Coverage of Menorca arrest ‘smacks of religious obscurantism’
I FIND the Inquirer issues of Jan. 21, 22 and 23, which gave inordinate prominence to a relatively minor event (all relating to the arrest of one Lowell Menorca, an expelled member of the Iglesia ni Cristo), completely unjustified. By highlighting the unverified involvement of the INC, the Jan. 21 editorial (“The Iglesia’s long arm?”) admitted that the evidence is at best circumstantial. The paper’s reportage on the case, therefore, comes to us as part of an orchestrated effort to persecute the INC, a minority but successful church. On the whole, the Inquirer coverage of Menorca’s arrest smacks of bigotry and religious obscurantism.
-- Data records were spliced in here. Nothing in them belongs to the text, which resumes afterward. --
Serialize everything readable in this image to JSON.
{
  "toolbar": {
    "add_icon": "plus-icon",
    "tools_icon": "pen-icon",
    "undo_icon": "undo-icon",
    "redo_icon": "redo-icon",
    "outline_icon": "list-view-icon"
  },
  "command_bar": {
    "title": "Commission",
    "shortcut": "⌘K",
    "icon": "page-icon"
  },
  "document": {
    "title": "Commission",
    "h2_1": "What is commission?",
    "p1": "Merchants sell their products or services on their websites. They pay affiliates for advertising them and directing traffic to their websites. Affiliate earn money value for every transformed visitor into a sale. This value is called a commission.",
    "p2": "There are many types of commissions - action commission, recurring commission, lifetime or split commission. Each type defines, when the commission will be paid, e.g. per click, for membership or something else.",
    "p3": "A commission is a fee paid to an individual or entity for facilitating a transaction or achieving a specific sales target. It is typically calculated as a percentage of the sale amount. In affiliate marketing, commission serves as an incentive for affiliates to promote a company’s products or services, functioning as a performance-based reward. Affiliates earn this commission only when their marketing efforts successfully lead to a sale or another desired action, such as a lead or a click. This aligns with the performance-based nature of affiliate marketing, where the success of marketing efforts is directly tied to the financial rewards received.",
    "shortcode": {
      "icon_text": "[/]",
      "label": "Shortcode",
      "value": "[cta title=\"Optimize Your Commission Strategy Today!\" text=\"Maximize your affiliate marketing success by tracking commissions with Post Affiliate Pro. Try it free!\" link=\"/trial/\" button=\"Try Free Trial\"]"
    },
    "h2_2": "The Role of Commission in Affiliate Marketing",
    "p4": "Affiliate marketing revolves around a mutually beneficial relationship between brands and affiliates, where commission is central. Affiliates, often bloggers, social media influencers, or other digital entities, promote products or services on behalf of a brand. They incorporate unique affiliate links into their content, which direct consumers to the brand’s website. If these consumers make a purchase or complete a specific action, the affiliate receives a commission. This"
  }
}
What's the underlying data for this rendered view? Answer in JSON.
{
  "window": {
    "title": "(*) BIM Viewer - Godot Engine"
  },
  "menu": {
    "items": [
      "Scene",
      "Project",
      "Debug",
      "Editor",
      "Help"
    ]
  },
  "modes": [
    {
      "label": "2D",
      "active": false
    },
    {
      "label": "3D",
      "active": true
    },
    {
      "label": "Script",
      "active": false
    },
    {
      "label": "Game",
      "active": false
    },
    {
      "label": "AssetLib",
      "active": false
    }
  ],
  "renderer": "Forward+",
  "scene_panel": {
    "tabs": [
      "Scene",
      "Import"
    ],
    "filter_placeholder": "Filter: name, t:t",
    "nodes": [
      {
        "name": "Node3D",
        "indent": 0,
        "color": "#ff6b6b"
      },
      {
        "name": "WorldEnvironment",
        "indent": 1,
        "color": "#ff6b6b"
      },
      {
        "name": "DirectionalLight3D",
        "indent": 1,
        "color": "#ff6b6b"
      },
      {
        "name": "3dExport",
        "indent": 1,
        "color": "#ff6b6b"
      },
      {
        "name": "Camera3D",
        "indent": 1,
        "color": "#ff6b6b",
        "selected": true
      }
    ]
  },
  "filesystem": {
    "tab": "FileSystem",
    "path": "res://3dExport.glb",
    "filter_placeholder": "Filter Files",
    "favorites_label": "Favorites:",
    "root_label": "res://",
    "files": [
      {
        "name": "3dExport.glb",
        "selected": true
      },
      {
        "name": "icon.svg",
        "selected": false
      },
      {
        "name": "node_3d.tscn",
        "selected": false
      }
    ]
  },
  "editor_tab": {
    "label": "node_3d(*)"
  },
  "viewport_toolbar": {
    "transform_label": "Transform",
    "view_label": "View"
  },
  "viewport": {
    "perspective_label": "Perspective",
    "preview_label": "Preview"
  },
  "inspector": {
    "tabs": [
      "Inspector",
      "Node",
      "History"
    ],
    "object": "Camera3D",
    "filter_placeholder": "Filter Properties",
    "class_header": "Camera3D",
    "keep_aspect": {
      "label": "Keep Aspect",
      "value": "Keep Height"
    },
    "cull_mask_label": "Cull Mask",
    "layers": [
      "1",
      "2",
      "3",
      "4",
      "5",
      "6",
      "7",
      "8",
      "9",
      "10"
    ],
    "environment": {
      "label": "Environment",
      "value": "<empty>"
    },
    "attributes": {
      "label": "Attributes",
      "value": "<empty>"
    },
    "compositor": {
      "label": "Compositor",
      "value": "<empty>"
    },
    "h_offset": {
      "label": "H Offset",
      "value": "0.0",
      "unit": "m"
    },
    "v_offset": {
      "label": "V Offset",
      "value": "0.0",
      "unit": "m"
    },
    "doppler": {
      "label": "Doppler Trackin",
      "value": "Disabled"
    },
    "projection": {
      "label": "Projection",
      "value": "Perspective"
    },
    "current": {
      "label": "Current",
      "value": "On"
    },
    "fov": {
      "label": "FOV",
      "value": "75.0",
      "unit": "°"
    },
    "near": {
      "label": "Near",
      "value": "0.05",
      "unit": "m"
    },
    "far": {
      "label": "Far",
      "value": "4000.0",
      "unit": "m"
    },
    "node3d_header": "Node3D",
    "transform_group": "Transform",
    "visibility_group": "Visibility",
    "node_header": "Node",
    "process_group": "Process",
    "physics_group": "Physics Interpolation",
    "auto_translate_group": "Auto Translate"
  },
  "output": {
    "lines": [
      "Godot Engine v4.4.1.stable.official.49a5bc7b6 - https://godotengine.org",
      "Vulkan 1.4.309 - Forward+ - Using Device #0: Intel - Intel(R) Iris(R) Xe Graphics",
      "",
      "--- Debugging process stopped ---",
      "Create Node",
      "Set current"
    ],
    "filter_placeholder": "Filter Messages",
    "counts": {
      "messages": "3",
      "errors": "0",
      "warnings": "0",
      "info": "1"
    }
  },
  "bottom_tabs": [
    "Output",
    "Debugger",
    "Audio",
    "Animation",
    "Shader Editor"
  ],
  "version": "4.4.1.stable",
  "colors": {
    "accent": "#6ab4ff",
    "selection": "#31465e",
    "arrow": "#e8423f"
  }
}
It is bad enough that the reports relied solely on Menorca’s self-serving and malicious accusations that the INC leadership was behind his arrest, and that the service of the warrant was intended to prevent him from divulging his story before the Court of Appeals. It is worse that the editorial used the event to heap loads of lies and libelous innuendoes against the INC and its leadership.
In any case, the Inquirer’s reportage on the Menorca case failed to consider the following: Wasn’t there a warrant of arrest served on Menorca? Was the police “tracker team” to be faulted for effecting the arrest? Should the police officers be choosy as to when they should perform their duties? And if it was not for a heinous crime, could they not use enough force if the subject resisted arrest? How many criminal suspects are being arrested daily but do not merit a space in the Inquirer? And just because one of the three arresting officers happens to be an INC member, does it justify the claim that the INC leadership was behind the arrest?
Further, in relating the arrest to Menorca’s scheduled appearance in an appeals court, did the Inquirer verify what was due for hearing at the Court of Appeals that day? Did it check the veracity of Menorca’s claim that the reason for his arrest was to prevent him from divulging his story? Had the Inquirer’s reporters been diligent enough, they would have known from Court of Appeals records of the proceedings on Menorca’s petition for a writ of amparo that, as early as Dec. 1, 2015, he had finished presenting his evidence, and on Jan. 20, 2016, he was due for cross-examination by the respondents’ counsel. It was already the turn of the respondents, why would the church prevent his appearance at that court?
On this serious matter, allow us to voice our concern: False and provocative reports on the subject event would not help to foster peace and order in our country whose citizens profess different religious beliefs. Religion is a very sensitive matter. The present troubles that beset the world have their root cause in religious intolerance and obscurantism. The INC for a century has endeavored to help promote peace and respect for law. There is no point in provoking its adherents.
It would be more in keeping with the tenets of responsible journalism for media to observe restraint and absolute fairness when covering events concerning religious organizations, be it the INC, the Catholic Church, Islam or any other religious group.